Anno: 
2018
Nome e qualifica del proponente del progetto: 
sb_p_928230
Abstract: 

International registries have identified the NYHA/WHO functional class as the fundamental prognostic factor for risk stratification in Pulmonary Arterial Hypertension (PAH).
Indeed, which class a clinician decides to assign a patient to will depend on the clinicians interpretation of what construes "ordinary physical activity" and "slight" and "marked" limitations. The widely accepted criteria of the NYHA/WHO classification, when have been subjected to the systematic validity testing demonstrated low reproducibility and low discrimination. However, simple modifications to this scale, by introducing more objective measures, such as direct measurement of oxygen consumption, may increase reproducibility while maintaining the strong prognostic relevance. The aim of the present study is to make a reliable, reproducible assessment of functional capacity in a PAH derivation cohort relative to "ordinary physical activity" to standardize daily activities according to the expected METS (metabolic equivalent) required for each specific class.
Ordinary activities considered will be measured by oxygen consumption with K5 Wearable Metabolic Technology and used to classify the patients in the four ranks. This will allow us to build an Ordinary Activity Metabolic Scale. For every given "ordinary physical activity" provided for NYHA/WHO classification, the measured METS from the derivation cohort will be reported.

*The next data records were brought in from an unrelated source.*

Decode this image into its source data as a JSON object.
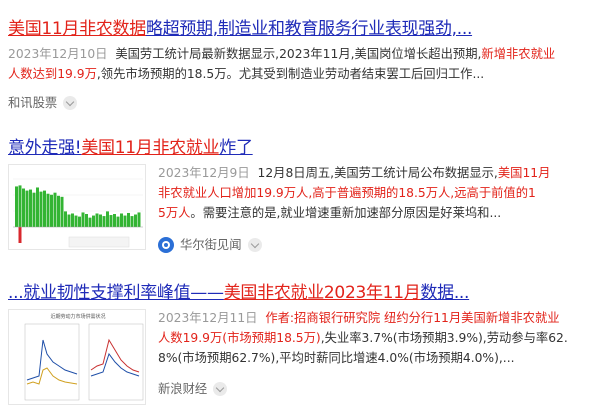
{
  "results": [
    {
      "title_hl": "美国11月非农数据",
      "title_rest": "略超预期,制造业和教育服务行业表现强劲,...",
      "date": "2023年12月10日",
      "snippet_plain1": "美国劳工统计局最新数据显示,2023年11月,美国岗位增长超出预期,",
      "snippet_red1": "新增非农就业",
      "snippet_red2": "人数达到19.9万",
      "snippet_plain2": ",领先市场预期的18.5万。尤其受到制造业劳动者结束罢工后回归工作...",
      "source": "和讯股票"
    },
    {
      "title_plain": "意外走强!",
      "title_hl": "美国11月非农就业",
      "title_rest": "炸了",
      "date": "2023年12月9日",
      "line1_plain": "12月8日周五,美国劳工统计局公布数据显示,",
      "line1_red": "美国11月",
      "line2_red": "非农就业人口增加19.9万人,高于普遍预期的18.5万人,远高于前值的1",
      "line3_red": "5万人",
      "line3_plain": "。需要注意的是,就业增速重新加速部分原因是好莱坞和...",
      "source": "华尔街见闻"
    },
    {
      "title_plain": "...就业韧性支撑利率峰值——",
      "title_hl": "美国非农就业2023年11月",
      "title_rest": "数据...",
      "date": "2023年12月11日",
      "line1_red": "作者:招商银行研究院 纽约分行11月美国新增非农就业",
      "line2_red": "人数19.9万(市场预期18.5万)",
      "line2_plain": ",失业率3.7%(市场预期3.9%),劳动参与率62.",
      "line3_plain": "8%(市场预期62.7%),平均时薪同比增速4.0%(市场预期4.0%),...",
      "source": "新浪财经",
      "thumb_title": "近期劳动力市场供需状况"
    }
  ],
  "colors": {
    "link": "#1f2bb8",
    "highlight": "#e2231a",
    "bar": "#33b433",
    "bar_negative": "#d8282d"
  },
  "icons": {
    "more": "chevron-down-icon",
    "wsj": "wallstreetcn-logo-icon"
  }
}
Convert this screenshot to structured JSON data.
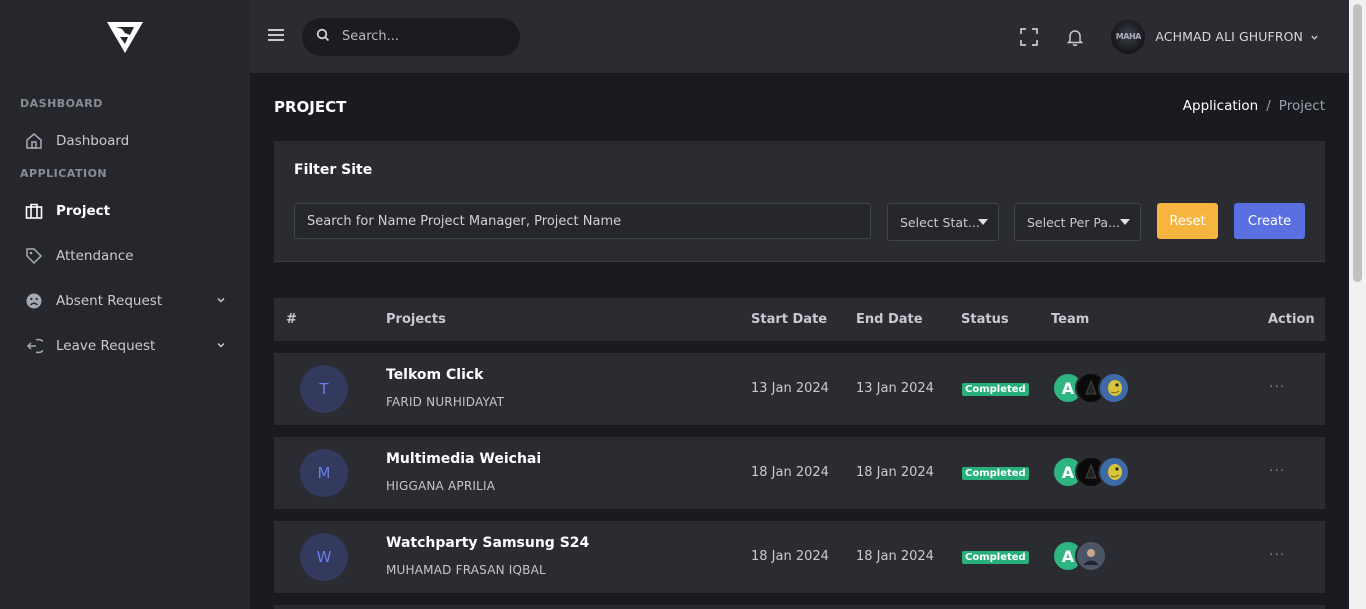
{
  "sidebar": {
    "sections": [
      {
        "label": "DASHBOARD",
        "items": [
          {
            "label": "Dashboard",
            "icon": "home-icon"
          }
        ]
      },
      {
        "label": "APPLICATION",
        "items": [
          {
            "label": "Project",
            "icon": "briefcase-icon",
            "active": true
          },
          {
            "label": "Attendance",
            "icon": "tag-icon"
          },
          {
            "label": "Absent Request",
            "icon": "sad-face-icon",
            "expandable": true
          },
          {
            "label": "Leave Request",
            "icon": "logout-icon",
            "expandable": true
          }
        ]
      }
    ]
  },
  "topbar": {
    "search_placeholder": "Search...",
    "user_name": "ACHMAD ALI GHUFRON",
    "avatar_text": "MAHA"
  },
  "page": {
    "title": "PROJECT",
    "breadcrumb": [
      "Application",
      "Project"
    ]
  },
  "filter": {
    "title": "Filter Site",
    "search_placeholder": "Search for Name Project Manager, Project Name",
    "status_select": "Select Stat...",
    "per_page_select": "Select Per Pa...",
    "reset_label": "Reset",
    "create_label": "Create"
  },
  "table": {
    "headers": [
      "#",
      "Projects",
      "Start Date",
      "End Date",
      "Status",
      "Team",
      "Action"
    ],
    "rows": [
      {
        "initial": "T",
        "project": "Telkom Click",
        "manager": "FARID NURHIDAYAT",
        "start": "13 Jan 2024",
        "end": "13 Jan 2024",
        "status": "Completed",
        "team": [
          "A",
          "",
          ""
        ],
        "action": "···"
      },
      {
        "initial": "M",
        "project": "Multimedia Weichai",
        "manager": "HIGGANA APRILIA",
        "start": "18 Jan 2024",
        "end": "18 Jan 2024",
        "status": "Completed",
        "team": [
          "A",
          "",
          ""
        ],
        "action": "···"
      },
      {
        "initial": "W",
        "project": "Watchparty Samsung S24",
        "manager": "MUHAMAD FRASAN IQBAL",
        "start": "18 Jan 2024",
        "end": "18 Jan 2024",
        "status": "Completed",
        "team": [
          "A",
          ""
        ],
        "action": "···"
      }
    ]
  },
  "colors": {
    "accent": "#5a6fe0",
    "warning": "#f5b53f",
    "success": "#27b07a"
  }
}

To test the hypothesis that such a standardized NYHA/WHO functional assessment will improve the prediction of clinical worsening, we will evaluate both the new standardized NYHA/WHO classification and the commonly used one in a validation cohort of 150 PAH patients from 3 different referral centers. The prognostic relevance of the two NYHA/WHO classification methods will be compared by the c-statistic.

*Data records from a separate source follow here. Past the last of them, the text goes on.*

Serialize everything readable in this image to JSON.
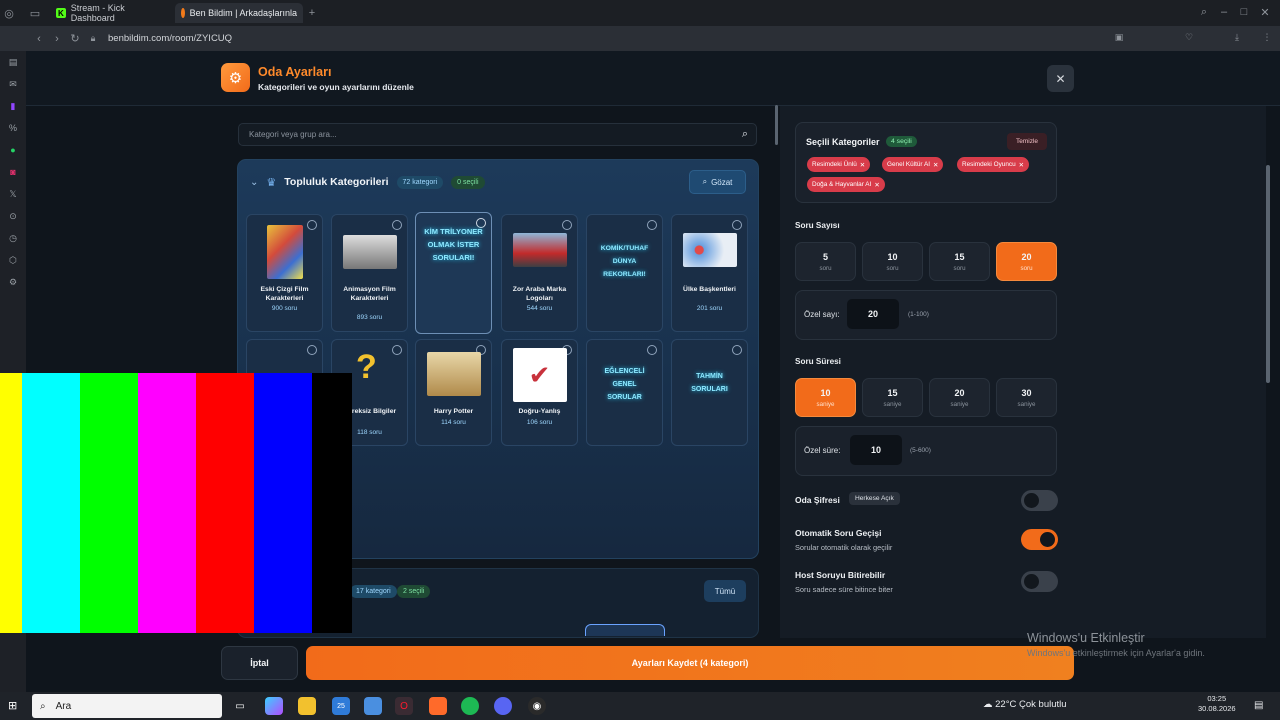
{
  "browser": {
    "tabs": [
      {
        "label": "Stream - Kick Dashboard"
      },
      {
        "label": "Ben Bildim | Arkadaşlarınla"
      }
    ],
    "new_tab": "+",
    "url": "benbildim.com/room/ZYICUQ"
  },
  "header": {
    "title": "Oda Ayarları",
    "subtitle": "Kategorileri ve oyun ayarlarını düzenle",
    "close": "✕"
  },
  "search": {
    "placeholder": "Kategori veya grup ara..."
  },
  "community": {
    "title": "Topluluk Kategorileri",
    "count_badge": "72 kategori",
    "selected_badge": "0 seçili",
    "browse": "Gözat",
    "cards": [
      {
        "name": "Eski Çizgi Film Karakterleri",
        "count": "900 soru"
      },
      {
        "name": "Animasyon Film Karakterleri",
        "count": "893 soru"
      },
      {
        "name": "KİM TRİLYONER OLMAK İSTER SORULARI!",
        "count": ""
      },
      {
        "name": "Zor Araba Marka Logoları",
        "count": "544 soru"
      },
      {
        "name": "KOMİK/TUHAF DÜNYA REKORLARI!",
        "count": ""
      },
      {
        "name": "Ülke Başkentleri",
        "count": "201 soru"
      },
      {
        "name": "Gereksiz Bilgiler",
        "count": "118 soru"
      },
      {
        "name": "Harry Potter",
        "count": "114 soru"
      },
      {
        "name": "Doğru-Yanlış",
        "count": "106 soru"
      },
      {
        "name": "EĞLENCELİ GENEL SORULAR",
        "count": ""
      },
      {
        "name": "TAHMİN SORULARI",
        "count": ""
      }
    ]
  },
  "group2": {
    "count_badge": "17 kategori",
    "selected_badge": "2 seçili",
    "all": "Tümü"
  },
  "selected": {
    "title": "Seçili Kategoriler",
    "count": "4 seçili",
    "clear": "Temizle",
    "chips": [
      "Resimdeki Ünlü",
      "Genel Kültür AI",
      "Resimdeki Oyuncu",
      "Doğa & Hayvanlar AI"
    ]
  },
  "question_count": {
    "label": "Soru Sayısı",
    "options": [
      {
        "value": "5",
        "unit": "soru"
      },
      {
        "value": "10",
        "unit": "soru"
      },
      {
        "value": "15",
        "unit": "soru"
      },
      {
        "value": "20",
        "unit": "soru"
      }
    ],
    "selected": "20",
    "custom_label": "Özel sayı:",
    "custom_value": "20",
    "custom_range": "(1-100)"
  },
  "question_time": {
    "label": "Soru Süresi",
    "options": [
      {
        "value": "10",
        "unit": "saniye"
      },
      {
        "value": "15",
        "unit": "saniye"
      },
      {
        "value": "20",
        "unit": "saniye"
      },
      {
        "value": "30",
        "unit": "saniye"
      }
    ],
    "selected": "10",
    "custom_label": "Özel süre:",
    "custom_value": "10",
    "custom_range": "(5-600)"
  },
  "toggles": {
    "password": {
      "title": "Oda Şifresi",
      "badge": "Herkese Açık",
      "on": false
    },
    "auto_next": {
      "title": "Otomatik Soru Geçişi",
      "sub": "Sorular otomatik olarak geçilir",
      "on": true
    },
    "host_end": {
      "title": "Host Soruyu Bitirebilir",
      "sub": "Soru sadece süre bitince biter",
      "on": false
    }
  },
  "footer": {
    "cancel": "İptal",
    "save": "Ayarları Kaydet (4 kategori)"
  },
  "watermark": {
    "title": "Windows'u Etkinleştir",
    "sub": "Windows'u etkinleştirmek için Ayarlar'a gidin."
  },
  "taskbar": {
    "search_placeholder": "Ara",
    "weather": "22°C Çok bulutlu",
    "time": "03:25",
    "date": "30.08.2026",
    "badge": "25"
  },
  "colors": {
    "accent": "#f26b1a",
    "chip": "#d83c4a",
    "panel": "#18304b"
  }
}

We believe that our Ordinary Activity Metabolic Scale for PAH patients may represent an acceptable tradeoff between precision and complexity.

ERC: 
LS4_7
LS4_1
Innovatività: 

Transforming clinical data into useful clinical scales is one of the most challenging problems in clinical research and daily practice. For a measurement scale to be valuable, it should be reproducible from one observer to another, and it should be reasonably well correlated with a relatively objective standard. Several systems have been proposed for categorizing the degree of cardiovascular disability so that one patient can be compared with another and so that one patient's status can be monitored over time.
The most often used classification system, formulated by the Criteria Committee of the New York Heart Association and endorsed by the WHO, is routinely applied in PAH and classifies patients according to the degree of symptoms resulting from ordinary or less-than-ordinary activity.
As already noted by Goldman L. in early 80¿s (Comparative reproducibility and validity of systems for assessing cardiovascular functional class; advantages of a new specific activity scale. Circulation 1981;64:1227), the widely accepted criteria of the New York Heart Association, when have been subjected to the systematic reproducibility and validity testing that would normally be required of any clinical assay or diagnostic test, demonstrated low reproducibility and low discrimination and calibration.
However, this widely adopted system has been used to categorize the functional status of patients in all PAH clinical trials and in daily clinical practice, despite several information are nowadays available concerning how often clinicians would disagree in their definitions of "ordinary" or in their assessments of a patient's functional classification.
The popularity of the New York Heart Association classification system is at least partly based on its simplicity. Any system that might replace this standard should be more accurate without being appreciably more complex. We believe that our Ordinary Activity Metabolic Scale for PAH patients, which is based on the metabolic requirements of the same types of activities that are included in the NYHA/WHO routine assessments, may represent an acceptable tradeoff between precision and complexity. The Ordinary Activity Metabolic Scale may also be administered by a non physician, and its questions will be no more time consuming than those used to estimate the traditional NYHA/WHO classification.
Considering the important role of the NYHA/WHO classification for patients prognostic evaluation and treatment prescription, if further trials at other institutions substantiate our experience, the Ordinary Activity Metabolic Scale or its future modifications might appropriately replace the NYHA/WHO system for PAH patients in both clinical practice and clinical trials, improving precision and accuracy in patients¿ management and in research findings.